La famine gagne les cités minières au Katanga

Publié le par kolwezinfo

RDC-POPULATION:
La famine gagne les cités minières au Katanga
Toto Kyanda – REPORTAGE

KOLWEZI, 5 mars (IPS) - (InfoSud) – L’abandon par les paysans de l’agriculture au profit de l’exploitation des minerais entraîne la famine dans les cités minières du Katanga, qui dépendent des importations de maïs de plus en plus coûteuses des pays d’Afrique australe. Pour éviter le pire, des ONG et les autorités locales essayent de renvoyer les gens au travail de la terre.

A Tchowelo, une cité minière de la périphérie de Kolwezi, à 300 kilomètres de Lubumbashi, la capitale du Katanga, les familles ne mangent plus à leur faim. La farine de maïs, qui constitue leur aliment de base, devient en effet une denrée rare.

Sur le marché local, le meka, petite mesure de 2 kilos de maïs, coûte les yeux de la tête. En l’espace de deux ans, son prix a plus que doublé, passant de 400 Fc (0,50 euro) à 1.000 Fc (1,30 euro). De quoi affoler les parents, qui ont souvent plus d’une bouche à nourrir. "C’est vraiment pénible pour moi", avoue Fanf Manengo, un père de famille de huit enfants qui travaille comme nettoyeur de minerais. A Mutoshi, à Kapata ou à Kasombo, d’autres cités minières situées aux alentours de Kolwezi, c’est la même galère. Kalenga Mwenze, une ménagère, explique qu’il faut pour une famille de taille moyenne de 5 à 6 personnes débourser environ 10.000 Fc (13 euros)) par jour pour préparer le "bukari" (la pâte de maïs) aux légumes, aux fretins ou aux poissons salés, contre 2.000 Fc (1,3 euro) auparavant. Un budget que peu de ménages peuvent réunir.

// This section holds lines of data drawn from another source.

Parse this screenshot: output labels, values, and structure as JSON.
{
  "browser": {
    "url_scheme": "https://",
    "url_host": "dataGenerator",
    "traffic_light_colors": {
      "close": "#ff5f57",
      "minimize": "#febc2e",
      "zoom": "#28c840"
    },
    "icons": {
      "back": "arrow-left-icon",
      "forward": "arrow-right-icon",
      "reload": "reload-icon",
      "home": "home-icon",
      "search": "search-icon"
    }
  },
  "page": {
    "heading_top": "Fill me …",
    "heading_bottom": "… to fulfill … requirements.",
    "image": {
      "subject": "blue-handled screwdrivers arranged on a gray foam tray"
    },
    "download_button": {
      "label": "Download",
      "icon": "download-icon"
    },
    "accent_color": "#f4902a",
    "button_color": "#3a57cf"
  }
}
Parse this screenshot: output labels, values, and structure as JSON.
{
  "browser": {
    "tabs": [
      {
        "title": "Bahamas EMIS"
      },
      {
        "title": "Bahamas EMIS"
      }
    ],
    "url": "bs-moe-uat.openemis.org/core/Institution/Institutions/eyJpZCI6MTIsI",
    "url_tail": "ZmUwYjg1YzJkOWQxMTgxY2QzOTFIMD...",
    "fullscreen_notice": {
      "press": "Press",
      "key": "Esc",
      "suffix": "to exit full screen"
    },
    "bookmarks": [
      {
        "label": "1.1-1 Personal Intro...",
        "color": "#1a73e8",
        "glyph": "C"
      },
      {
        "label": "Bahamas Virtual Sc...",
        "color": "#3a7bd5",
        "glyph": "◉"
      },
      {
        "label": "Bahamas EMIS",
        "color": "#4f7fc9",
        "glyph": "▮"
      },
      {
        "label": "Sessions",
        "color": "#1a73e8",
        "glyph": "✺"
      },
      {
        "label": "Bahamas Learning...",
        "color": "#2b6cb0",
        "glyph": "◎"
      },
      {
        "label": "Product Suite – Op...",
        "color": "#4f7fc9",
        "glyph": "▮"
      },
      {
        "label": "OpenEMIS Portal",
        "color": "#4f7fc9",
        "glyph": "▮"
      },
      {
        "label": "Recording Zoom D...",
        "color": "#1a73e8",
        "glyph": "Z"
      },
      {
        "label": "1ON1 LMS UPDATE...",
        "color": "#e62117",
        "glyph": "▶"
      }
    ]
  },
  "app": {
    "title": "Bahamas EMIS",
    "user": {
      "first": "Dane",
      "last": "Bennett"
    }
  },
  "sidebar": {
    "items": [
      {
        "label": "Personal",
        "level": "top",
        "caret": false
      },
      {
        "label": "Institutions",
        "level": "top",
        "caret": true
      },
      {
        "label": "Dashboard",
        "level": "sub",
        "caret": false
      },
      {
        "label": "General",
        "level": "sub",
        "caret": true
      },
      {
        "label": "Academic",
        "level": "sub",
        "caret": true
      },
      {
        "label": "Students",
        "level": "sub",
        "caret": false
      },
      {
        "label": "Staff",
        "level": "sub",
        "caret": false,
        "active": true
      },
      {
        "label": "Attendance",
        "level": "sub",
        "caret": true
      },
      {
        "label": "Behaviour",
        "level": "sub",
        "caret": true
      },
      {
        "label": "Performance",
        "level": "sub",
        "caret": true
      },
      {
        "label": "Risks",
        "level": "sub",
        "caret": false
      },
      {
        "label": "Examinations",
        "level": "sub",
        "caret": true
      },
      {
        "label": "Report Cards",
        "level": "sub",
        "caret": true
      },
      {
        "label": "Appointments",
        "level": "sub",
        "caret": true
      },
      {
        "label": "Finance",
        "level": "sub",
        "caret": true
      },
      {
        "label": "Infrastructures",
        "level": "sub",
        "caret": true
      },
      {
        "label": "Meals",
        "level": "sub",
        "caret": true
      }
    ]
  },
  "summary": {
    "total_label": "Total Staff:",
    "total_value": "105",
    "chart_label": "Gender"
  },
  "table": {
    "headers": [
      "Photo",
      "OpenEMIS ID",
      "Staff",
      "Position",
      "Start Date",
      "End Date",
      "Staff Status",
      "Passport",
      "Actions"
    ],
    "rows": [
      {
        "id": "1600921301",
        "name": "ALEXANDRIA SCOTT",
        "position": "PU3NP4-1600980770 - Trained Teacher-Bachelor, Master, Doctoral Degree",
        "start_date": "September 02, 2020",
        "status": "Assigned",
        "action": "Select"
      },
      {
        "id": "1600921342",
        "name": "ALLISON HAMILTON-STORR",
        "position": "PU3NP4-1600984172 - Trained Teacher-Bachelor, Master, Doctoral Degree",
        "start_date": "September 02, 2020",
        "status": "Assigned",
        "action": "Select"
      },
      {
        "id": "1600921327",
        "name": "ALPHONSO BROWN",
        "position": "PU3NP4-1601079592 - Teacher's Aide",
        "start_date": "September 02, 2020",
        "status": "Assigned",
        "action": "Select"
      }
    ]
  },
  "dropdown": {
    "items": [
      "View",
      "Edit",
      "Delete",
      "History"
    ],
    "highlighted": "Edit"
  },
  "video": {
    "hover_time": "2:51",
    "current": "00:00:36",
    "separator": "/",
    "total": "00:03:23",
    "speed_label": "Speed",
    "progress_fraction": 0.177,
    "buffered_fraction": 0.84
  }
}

Du coup, "les conséquences sont désastreuses pour la population, notamment l’accroissement du taux de prévalence de la malnutrition", constate le docteur Jean-Claude Tembele, à l’hôpital général de Mwangeji, à Kolwezi.

La crise du maïs au Katanga était prévisible. Depuis que les agriculteurs se sont rués, ces dix dernières années, sur l’exploitation artisanale des minerais, leurs champs sont presque désertés et le maïs commence à manquer cruellement au Katanga. "Pourtant, avec la production locale, la province couvrait 60% de ses besoins", souligne Ilunga Numbi, chef du service urbain de l'Economie et de l’Industrie à Kolwezi. Aujourd’hui, le Katanga doit importer 80% de cette céréale de pays d’Afrique australe, comme la Zambie, le Zimbabwe ou l’Afrique du Sud.

Dans les cités minières, les agriculteurs convertis en mineurs semblent cependant se satisfaire de leur nouvelle vie. "En vendant une tonne d’hétérogénite (un mélange de cuivre et de cobalt, ndlr), je gagne 1.000 dollars en deux semaines", explique Augustin Mbuya Kawangu, tandis que Mbaya Lama, un agriculteur, dit n’avoir jamais gagné plus de 700 dollars en cultivant le maïs toute l’année. Le travail de la terre est souvent considéré comme difficile et ingrat.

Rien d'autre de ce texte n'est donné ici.